External ATP and its analogs activate the cystic fibrosis transmembrane conductance regulator by a cyclic AMP-independent mechanism.

The cystic fibrosis transmembrane conductance regulator (CFTR) is a Cl- channel activated by protein kinase A and regulated by ATP in a complex manner. We have applied patch-clamp techniques to C127i mouse mammary carcinoma cells transfected with human CFTR to assess the role of external ATP in the modulation of CFTR function. Extracellular ATP was sufficient to activate non-rectifying, Cl(-)-selective whole-cell currents in CFTR-transfected, but not mock-transfected cells. The ATP-mediated activation of CFTR was independent of protein kinase A since channel activation by ATP was preserved in cells that were (a) depleted of intracellular ATP, (b) incubated with the cAMP antagonist Rp-cAMPS, or (c) exposed to the protein kinase A inhibitor, 5-24 amide.

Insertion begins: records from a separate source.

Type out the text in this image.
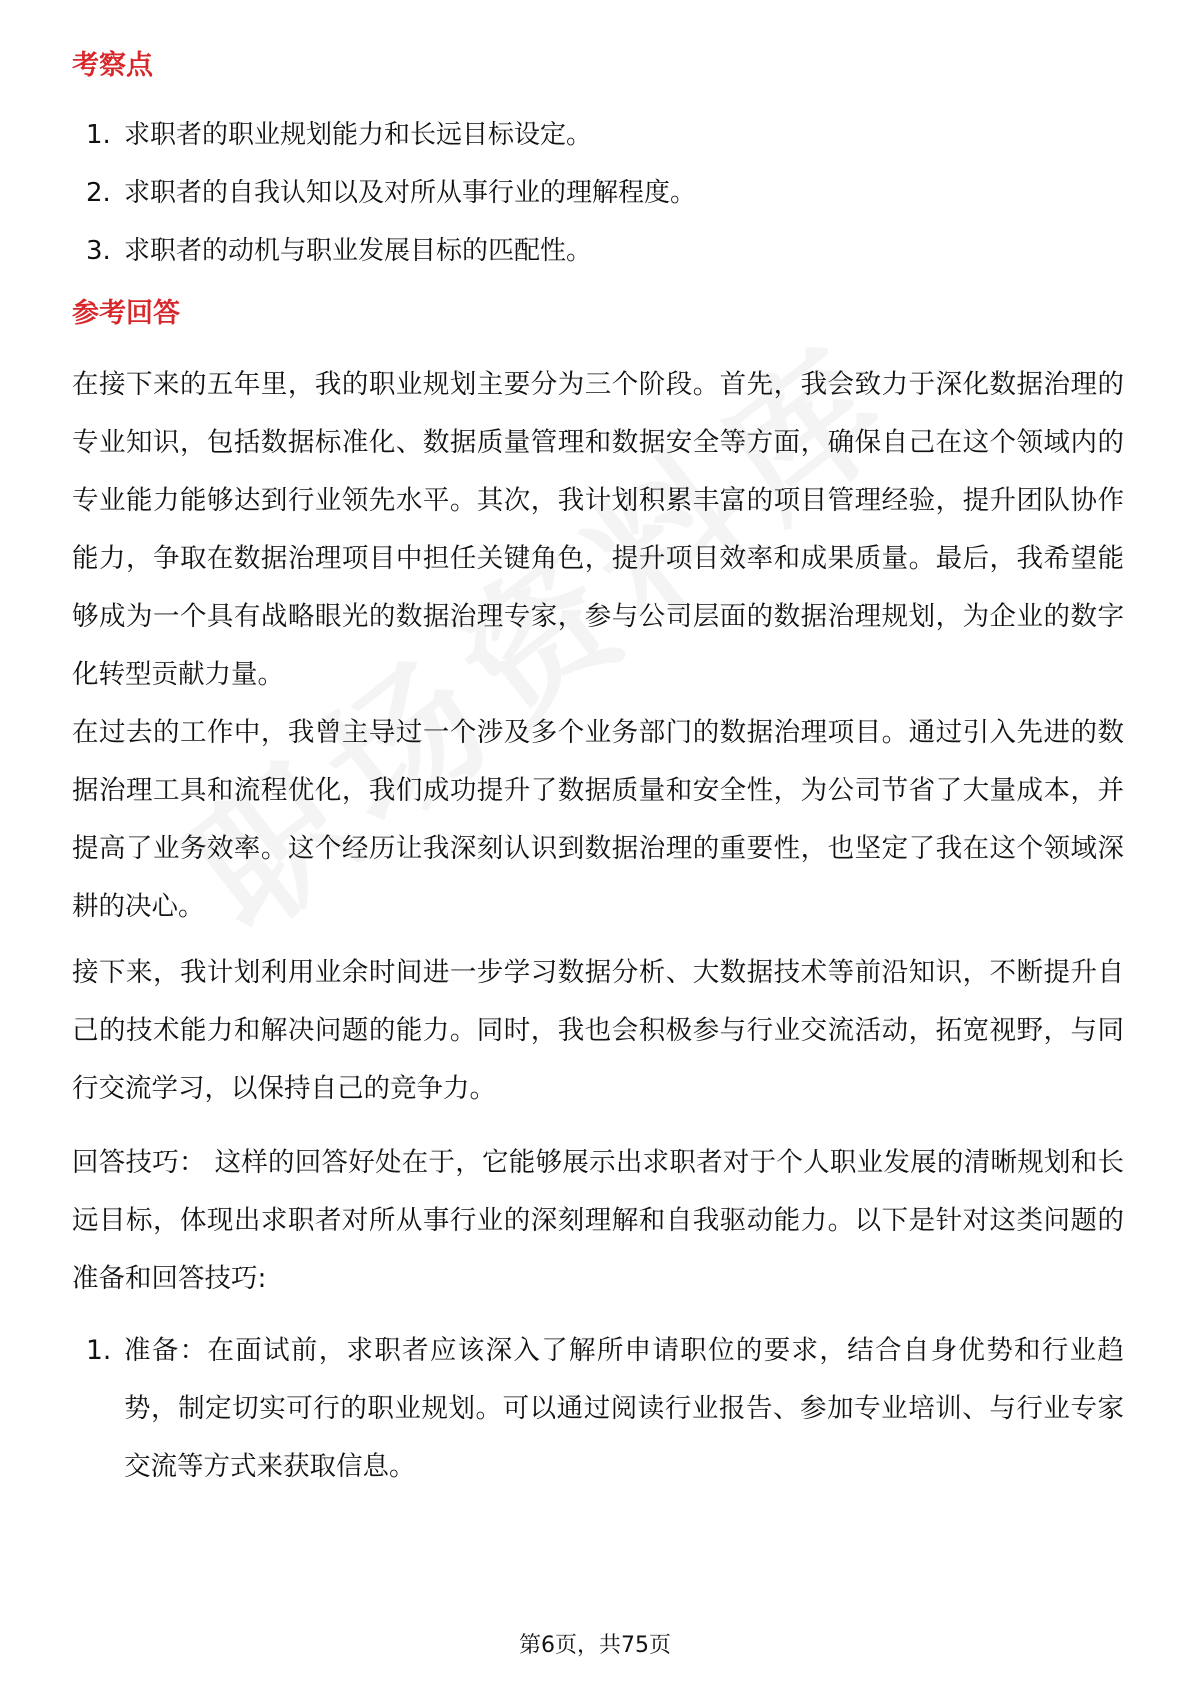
考察点
1. 求职者的职业规划能力和长远目标设定。
2. 求职者的自我认知以及对所从事行业的理解程度。
3. 求职者的动机与职业发展目标的匹配性。
参考回答

在接下来的五年里，我的职业规划主要分为三个阶段。首先，我会致力于深化数据治理的专业知识，包括数据标准化、数据质量管理和数据安全等方面，确保自己在这个领域内的专业能力能够达到行业领先水平。其次，我计划积累丰富的项目管理经验，提升团队协作能力，争取在数据治理项目中担任关键角色，提升项目效率和成果质量。最后，我希望能够成为一个具有战略眼光的数据治理专家，参与公司层面的数据治理规划，为企业的数字化转型贡献力量。

在过去的工作中，我曾主导过一个涉及多个业务部门的数据治理项目。通过引入先进的数据治理工具和流程优化，我们成功提升了数据质量和安全性，为公司节省了大量成本，并提高了业务效率。这个经历让我深刻认识到数据治理的重要性，也坚定了我在这个领域深耕的决心。

接下来，我计划利用业余时间进一步学习数据分析、大数据技术等前沿知识，不断提升自己的技术能力和解决问题的能力。同时，我也会积极参与行业交流活动，拓宽视野，与同行交流学习，以保持自己的竞争力。

回答技巧： 这样的回答好处在于，它能够展示出求职者对于个人职业发展的清晰规划和长远目标，体现出求职者对所从事行业的深刻理解和自我驱动能力。以下是针对这类问题的准备和回答技巧:

1. 准备：在面试前，求职者应该深入了解所申请职位的要求，结合自身优势和行业趋势，制定切实可行的职业规划。可以通过阅读行业报告、参加专业培训、与行业专家交流等方式来获取信息。
第6页，共75页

In each of these conditions, 8-Br-cAMP was no longer capable of activating CFTR. The possibility that the extracellular ATP activation of Cl- currents in CFTR-expressing C127i cells was mediated by a P2-type purinergic receptor was supported by studies in which the effect of external ATP on the Cl- currents was mimicked by the ATP analogs, ATP gamma S and beta,gamma-methylene ATP, but not the uridine nucleotide, UTP. Single-channel analysis of ATP-activated Cl -currents under both cell-attached and excised, inside-out patch-clamp configurations indicated that this channel is only present in CFTR-transfected cells and indistinguishable from CFTR. External ATP also activated ATP currents in CFTR-transfected cells, a novel function of CFTR. These findings are consistent with the presence of a purinergic receptor signal transduction mechanism in C127i cells whose activation by external ATP is linked to the activation of CFTR in a cAMP-independent manner. The data provide additional support for the use of ATP and its analogs as alternative therapies in cystic fibrosis.